Indeed, I agree. I'd be curious to know how common was the use of debt during that period. 5%-10% is a good return on an unlevered asset, debt could provide an additional turn - then, I don't know how the Kd and CPI was during that period.
I wonder what the returns on social media and fiddly web apps will be looking back 10 years from now.
For the VCs and pension funds, or the investors at large that trust the IPOing banks?
For VCs. Just VCs.
For most of them, it won't matter what the return 10 years from now is, they are cashing out much sooner
I just meant long enough for the benefit of hindsight. How will the corpus of Web 2.0 investments look. That's what I'm getting at.
Being 31, growing up when I did, sometimes the things discussed in TED, and the wonderful future you allude to, seem like flying cars.

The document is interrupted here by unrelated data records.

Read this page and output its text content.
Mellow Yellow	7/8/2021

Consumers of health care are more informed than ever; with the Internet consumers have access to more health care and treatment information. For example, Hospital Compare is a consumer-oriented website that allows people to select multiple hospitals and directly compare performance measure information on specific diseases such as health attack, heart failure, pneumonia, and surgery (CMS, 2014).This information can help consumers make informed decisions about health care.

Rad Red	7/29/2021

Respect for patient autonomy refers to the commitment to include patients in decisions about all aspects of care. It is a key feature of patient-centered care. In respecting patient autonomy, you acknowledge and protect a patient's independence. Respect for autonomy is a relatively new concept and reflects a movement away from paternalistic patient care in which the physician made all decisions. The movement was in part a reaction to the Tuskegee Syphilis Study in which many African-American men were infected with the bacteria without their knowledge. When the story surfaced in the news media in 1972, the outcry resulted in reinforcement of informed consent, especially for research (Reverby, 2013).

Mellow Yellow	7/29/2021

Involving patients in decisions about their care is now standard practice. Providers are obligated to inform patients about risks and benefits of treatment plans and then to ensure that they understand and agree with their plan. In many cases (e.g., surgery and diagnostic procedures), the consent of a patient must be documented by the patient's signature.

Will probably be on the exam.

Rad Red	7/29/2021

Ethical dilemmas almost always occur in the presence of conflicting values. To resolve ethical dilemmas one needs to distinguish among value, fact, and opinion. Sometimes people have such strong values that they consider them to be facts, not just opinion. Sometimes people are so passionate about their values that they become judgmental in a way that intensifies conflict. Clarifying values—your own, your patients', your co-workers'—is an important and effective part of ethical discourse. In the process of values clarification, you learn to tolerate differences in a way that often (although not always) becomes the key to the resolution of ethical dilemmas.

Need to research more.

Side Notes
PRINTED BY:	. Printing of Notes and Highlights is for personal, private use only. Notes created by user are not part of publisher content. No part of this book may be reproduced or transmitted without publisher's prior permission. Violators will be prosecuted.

And not to be down on you, or the future in general. Maybe this is a side effect of growing not only when I did, but where, being in more rural Georgia. Or being "not an optimist".

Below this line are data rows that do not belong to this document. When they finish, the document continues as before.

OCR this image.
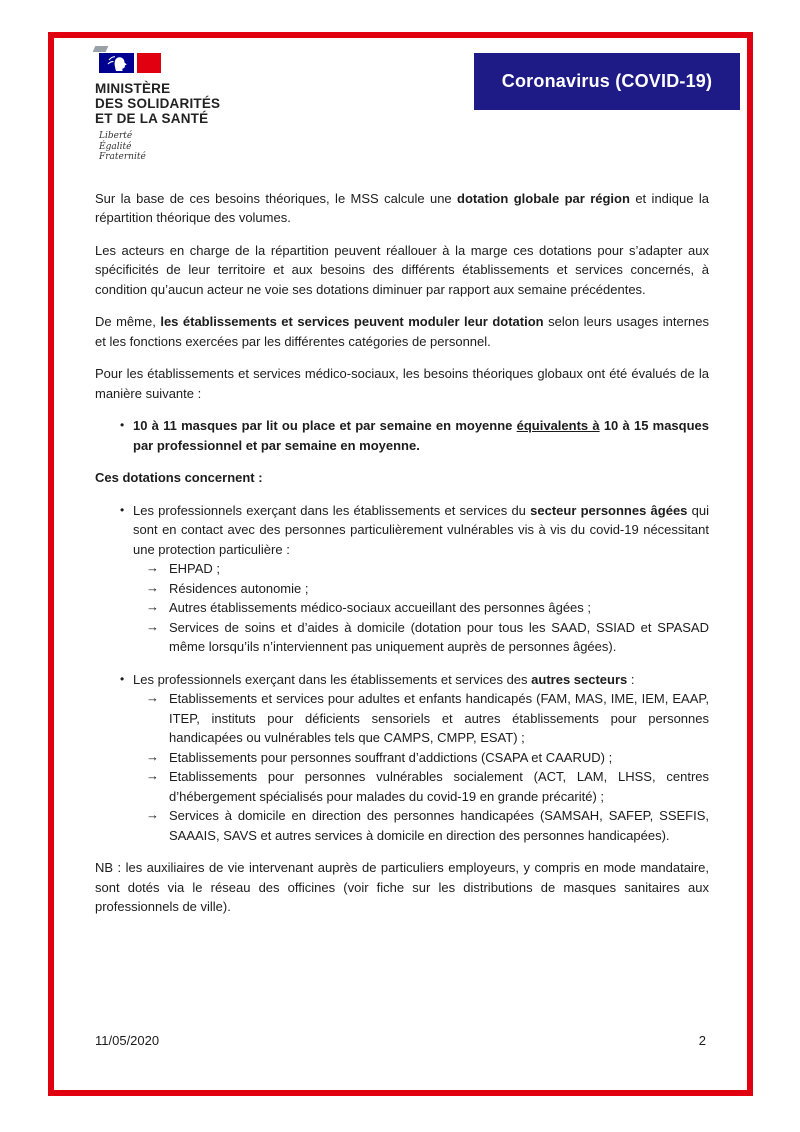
MINISTÈRE
DES SOLIDARITÉS
ET DE LA SANTÉ
Liberté
Égalité
Fraternité
Coronavirus (COVID-19)
Sur la base de ces besoins théoriques, le MSS calcule une dotation globale par région et indique la répartition théorique des volumes.
Les acteurs en charge de la répartition peuvent réallouer à la marge ces dotations pour s’adapter aux spécificités de leur territoire et aux besoins des différents établissements et services concernés, à condition qu’aucun acteur ne voie ses dotations diminuer par rapport aux semaine précédentes.
De même, les établissements et services peuvent moduler leur dotation selon leurs usages internes et les fonctions exercées par les différentes catégories de personnel.
Pour les établissements et services médico-sociaux, les besoins théoriques globaux ont été évalués de la manière suivante :
• 10 à 11 masques par lit ou place et par semaine en moyenne équivalents à 10 à 15 masques par professionnel et par semaine en moyenne.
Ces dotations concernent :
• Les professionnels exerçant dans les établissements et services du secteur personnes âgées qui sont en contact avec des personnes particulièrement vulnérables vis à vis du covid-19 nécessitant une protection particulière :
→ EHPAD ;
→ Résidences autonomie ;
→ Autres établissements médico-sociaux accueillant des personnes âgées ;
→ Services de soins et d’aides à domicile (dotation pour tous les SAAD, SSIAD et SPASAD même lorsqu’ils n’interviennent pas uniquement auprès de personnes âgées).
• Les professionnels exerçant dans les établissements et services des autres secteurs :
→ Etablissements et services pour adultes et enfants handicapés (FAM, MAS, IME, IEM, EAAP, ITEP, instituts pour déficients sensoriels et autres établissements pour personnes handicapées ou vulnérables tels que CAMPS, CMPP, ESAT) ;
→ Etablissements pour personnes souffrant d’addictions (CSAPA et CAARUD) ;
→ Etablissements pour personnes vulnérables socialement (ACT, LAM, LHSS, centres d’hébergement spécialisés pour malades du covid-19 en grande précarité) ;
→ Services à domicile en direction des personnes handicapées (SAMSAH, SAFEP, SSEFIS, SAAAIS, SAVS et autres services à domicile en direction des personnes handicapées).
NB : les auxiliaires de vie intervenant auprès de particuliers employeurs, y compris en mode mandataire, sont dotés via le réseau des officines (voir fiche sur les distributions de masques sanitaires aux professionnels de ville).
11/05/2020	2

That all aside, power storage really does seem key. Imagine if electric cars could be refueled by an easily accessible battery change out? And one imagines if everything is electric, then advances in any power generation tech transferable to electricity instantly gives advantage to everyone. Yeah, that future is a romantic one. But I just don't know.

Well, flying cars do exist: http://bostonherald.com/jobfind/news/technology/view/2022081...

To be less of a dick: I did put in a caveat of "if humanity wins" - my sort of catch-all term for avoiding the collapse of a global civilisation that arguably has been in existence since, well, Gutenburg, or possibly Newton.

But the idea is that the available-at-one-point-to-one-socieity-sum of human knowledge has been only expanding since a given point (the burning of library of Alexandria would count as a net loss of knowledge so it does not go far back this idea), and that if it is to keep exapnding we are going to solve something. Maybe cancer, maybe flying cars. Maybe something else.

But there are only two directions - up and down. I am hoping for the up. I can understand the doubt. We humans are real good at screwing it up. But ... I think the scientific method is permeating enough societies that even if Western world collapses, India, Brazil etc are likely to be independant civilisations themselves. (I have had pleasure of working with many Indian natives over here, and their generation is going to want some serious changes back home.)